Comparative assessment of computational methods for the determination of solvation free energies in alcohol‐based molecules

Abstract

The determination of differences in solvation free energies between related drug molecules remains an important challenge in computational drug optimization, when fast and accurate calculation of differences in binding free energy are required. In this study, we have evaluated the performance of five commonly used polarized continuum model (PCM) methodologies in the determination of solvation free energies for 53 typical alcohol and alkane small molecules. In addition, the performance of these PCM methods, of a thermodynamic integration (TI) protocol and of the Poisson-Boltzmann (PB) and generalized Born (GB) methods, were tested in the determination of solvation free energies changes for 28 common alkane-alcohol transformations, by the substitution of an hydrogen atom for a hydroxyl substituent.
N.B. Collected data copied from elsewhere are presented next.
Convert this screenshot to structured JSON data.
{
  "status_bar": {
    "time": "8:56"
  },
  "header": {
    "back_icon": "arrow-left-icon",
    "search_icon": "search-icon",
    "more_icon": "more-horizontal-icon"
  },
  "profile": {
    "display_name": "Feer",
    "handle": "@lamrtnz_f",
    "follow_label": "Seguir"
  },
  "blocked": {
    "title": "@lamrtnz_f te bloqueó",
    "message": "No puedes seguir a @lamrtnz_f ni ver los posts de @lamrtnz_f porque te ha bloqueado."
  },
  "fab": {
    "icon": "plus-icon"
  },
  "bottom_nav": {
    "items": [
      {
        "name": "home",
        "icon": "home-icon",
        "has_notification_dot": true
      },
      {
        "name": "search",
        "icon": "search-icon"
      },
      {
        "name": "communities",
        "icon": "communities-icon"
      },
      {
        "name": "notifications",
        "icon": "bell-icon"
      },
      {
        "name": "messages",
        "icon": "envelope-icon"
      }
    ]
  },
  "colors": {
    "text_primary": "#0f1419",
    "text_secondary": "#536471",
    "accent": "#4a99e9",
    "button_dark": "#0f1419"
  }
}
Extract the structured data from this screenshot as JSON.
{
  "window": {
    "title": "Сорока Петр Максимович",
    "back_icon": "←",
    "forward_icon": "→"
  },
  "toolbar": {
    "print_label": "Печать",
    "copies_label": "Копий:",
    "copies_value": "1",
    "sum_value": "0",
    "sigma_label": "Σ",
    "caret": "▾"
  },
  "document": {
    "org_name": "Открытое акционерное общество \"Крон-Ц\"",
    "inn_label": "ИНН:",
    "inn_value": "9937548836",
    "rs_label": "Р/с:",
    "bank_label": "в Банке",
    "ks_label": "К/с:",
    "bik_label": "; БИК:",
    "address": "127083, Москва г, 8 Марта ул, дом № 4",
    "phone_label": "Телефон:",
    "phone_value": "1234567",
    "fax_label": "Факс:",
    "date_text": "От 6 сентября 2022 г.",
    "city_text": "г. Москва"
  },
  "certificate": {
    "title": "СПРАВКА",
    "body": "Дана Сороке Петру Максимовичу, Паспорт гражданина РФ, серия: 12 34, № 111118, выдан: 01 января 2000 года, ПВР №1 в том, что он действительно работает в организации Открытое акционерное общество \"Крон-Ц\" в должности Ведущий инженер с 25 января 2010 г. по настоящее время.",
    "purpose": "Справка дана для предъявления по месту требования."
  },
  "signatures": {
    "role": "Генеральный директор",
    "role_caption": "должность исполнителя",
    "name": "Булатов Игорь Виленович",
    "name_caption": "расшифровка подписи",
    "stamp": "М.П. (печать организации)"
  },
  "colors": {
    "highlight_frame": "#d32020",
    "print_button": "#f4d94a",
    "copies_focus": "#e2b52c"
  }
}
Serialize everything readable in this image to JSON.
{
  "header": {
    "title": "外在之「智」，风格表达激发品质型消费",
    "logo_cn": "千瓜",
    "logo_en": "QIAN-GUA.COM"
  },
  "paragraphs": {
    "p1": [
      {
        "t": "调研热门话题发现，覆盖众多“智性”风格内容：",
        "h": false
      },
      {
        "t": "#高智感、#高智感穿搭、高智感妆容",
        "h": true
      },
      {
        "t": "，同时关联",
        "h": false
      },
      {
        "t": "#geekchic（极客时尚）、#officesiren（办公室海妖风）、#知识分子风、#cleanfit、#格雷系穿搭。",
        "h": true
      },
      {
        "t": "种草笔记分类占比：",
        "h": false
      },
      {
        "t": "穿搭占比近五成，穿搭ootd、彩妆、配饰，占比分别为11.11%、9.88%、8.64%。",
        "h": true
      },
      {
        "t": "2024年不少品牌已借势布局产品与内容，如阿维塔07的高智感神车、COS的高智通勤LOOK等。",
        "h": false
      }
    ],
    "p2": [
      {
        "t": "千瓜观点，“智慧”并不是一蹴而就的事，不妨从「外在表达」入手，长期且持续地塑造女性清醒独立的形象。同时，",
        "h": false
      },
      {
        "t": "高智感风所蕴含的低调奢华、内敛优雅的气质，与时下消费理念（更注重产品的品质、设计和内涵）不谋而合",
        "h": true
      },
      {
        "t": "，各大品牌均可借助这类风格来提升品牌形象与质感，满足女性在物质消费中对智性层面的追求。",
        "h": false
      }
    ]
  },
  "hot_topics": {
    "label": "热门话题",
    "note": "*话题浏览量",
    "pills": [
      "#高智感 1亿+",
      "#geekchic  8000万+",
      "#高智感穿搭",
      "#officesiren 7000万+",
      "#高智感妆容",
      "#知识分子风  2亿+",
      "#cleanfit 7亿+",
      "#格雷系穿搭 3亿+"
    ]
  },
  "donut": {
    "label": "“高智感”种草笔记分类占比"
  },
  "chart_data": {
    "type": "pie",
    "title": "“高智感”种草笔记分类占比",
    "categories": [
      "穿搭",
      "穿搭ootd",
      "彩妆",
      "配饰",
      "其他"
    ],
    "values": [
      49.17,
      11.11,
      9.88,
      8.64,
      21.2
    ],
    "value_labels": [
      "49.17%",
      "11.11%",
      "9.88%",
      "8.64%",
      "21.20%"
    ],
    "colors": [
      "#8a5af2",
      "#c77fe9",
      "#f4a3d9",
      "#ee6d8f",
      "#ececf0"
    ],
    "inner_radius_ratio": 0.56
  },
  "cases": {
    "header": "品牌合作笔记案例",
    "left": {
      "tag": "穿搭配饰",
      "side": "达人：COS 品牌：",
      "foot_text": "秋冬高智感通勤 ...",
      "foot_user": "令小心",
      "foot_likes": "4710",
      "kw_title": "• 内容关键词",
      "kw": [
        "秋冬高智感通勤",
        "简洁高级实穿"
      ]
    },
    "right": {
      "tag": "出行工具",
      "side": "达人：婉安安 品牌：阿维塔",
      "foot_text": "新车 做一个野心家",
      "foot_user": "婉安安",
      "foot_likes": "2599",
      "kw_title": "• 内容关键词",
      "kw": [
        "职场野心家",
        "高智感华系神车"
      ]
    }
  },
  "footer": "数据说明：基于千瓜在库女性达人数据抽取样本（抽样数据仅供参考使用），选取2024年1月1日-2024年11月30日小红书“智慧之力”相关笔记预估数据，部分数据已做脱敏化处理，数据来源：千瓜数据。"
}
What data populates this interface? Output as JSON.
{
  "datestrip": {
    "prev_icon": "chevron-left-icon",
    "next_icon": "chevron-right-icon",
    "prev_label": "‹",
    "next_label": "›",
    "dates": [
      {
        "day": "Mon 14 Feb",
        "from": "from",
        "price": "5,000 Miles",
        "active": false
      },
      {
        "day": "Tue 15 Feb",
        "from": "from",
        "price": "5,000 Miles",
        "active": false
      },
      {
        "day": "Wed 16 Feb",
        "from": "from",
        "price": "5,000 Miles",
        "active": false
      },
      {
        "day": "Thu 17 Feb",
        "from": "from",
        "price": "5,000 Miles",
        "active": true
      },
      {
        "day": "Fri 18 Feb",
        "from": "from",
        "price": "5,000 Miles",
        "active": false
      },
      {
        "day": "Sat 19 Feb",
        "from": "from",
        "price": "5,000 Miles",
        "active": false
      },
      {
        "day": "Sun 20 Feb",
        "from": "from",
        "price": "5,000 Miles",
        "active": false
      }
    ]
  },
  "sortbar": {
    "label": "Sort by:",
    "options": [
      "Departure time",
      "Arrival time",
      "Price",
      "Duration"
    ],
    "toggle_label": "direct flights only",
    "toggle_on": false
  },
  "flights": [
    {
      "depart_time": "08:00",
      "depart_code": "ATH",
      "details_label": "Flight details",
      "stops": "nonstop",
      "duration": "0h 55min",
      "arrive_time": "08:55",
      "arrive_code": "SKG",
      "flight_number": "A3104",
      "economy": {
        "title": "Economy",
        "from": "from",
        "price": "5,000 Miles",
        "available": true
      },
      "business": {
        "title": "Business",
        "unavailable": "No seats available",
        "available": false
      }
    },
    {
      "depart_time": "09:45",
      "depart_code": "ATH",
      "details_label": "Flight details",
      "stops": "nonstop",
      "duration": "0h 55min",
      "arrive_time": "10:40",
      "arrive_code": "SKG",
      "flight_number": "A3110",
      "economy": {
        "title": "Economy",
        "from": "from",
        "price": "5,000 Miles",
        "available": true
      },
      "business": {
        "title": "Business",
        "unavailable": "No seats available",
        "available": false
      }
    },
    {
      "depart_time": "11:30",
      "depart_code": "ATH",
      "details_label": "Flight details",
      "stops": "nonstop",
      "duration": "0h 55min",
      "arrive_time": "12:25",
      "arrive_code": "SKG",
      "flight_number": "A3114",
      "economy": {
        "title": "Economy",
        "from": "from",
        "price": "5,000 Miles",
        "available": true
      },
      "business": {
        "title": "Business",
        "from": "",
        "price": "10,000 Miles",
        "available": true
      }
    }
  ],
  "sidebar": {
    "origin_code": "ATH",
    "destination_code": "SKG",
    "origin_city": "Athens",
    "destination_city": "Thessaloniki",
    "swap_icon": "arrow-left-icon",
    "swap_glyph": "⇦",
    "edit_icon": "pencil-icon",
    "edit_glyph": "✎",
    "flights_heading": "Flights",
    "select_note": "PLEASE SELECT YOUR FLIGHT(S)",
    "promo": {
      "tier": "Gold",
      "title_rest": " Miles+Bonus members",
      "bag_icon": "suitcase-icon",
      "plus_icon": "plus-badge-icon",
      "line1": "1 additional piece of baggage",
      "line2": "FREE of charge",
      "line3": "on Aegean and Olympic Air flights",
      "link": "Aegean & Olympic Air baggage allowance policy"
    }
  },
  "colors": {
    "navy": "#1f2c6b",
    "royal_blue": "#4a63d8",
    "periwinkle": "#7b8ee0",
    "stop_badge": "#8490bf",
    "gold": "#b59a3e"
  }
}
The results show that the solvation model D (SMD) performs better among the PCM-based approaches in estimating solvation free energies for alcohol molecules, and solvation free energy changes for alkane-alcohol transformations, with an average error below 1 kcal/mol for both quantities. However, for the determination of solvation free energy changes on alkane-alcohol transformation, PB and TI yielded better results. TI was particularly accurate in the treatment of hydroxyl groups additions to aromatic rings (0.53 kcal/mol), a common transformation when optimizing drug-binding in computer-aided drug design.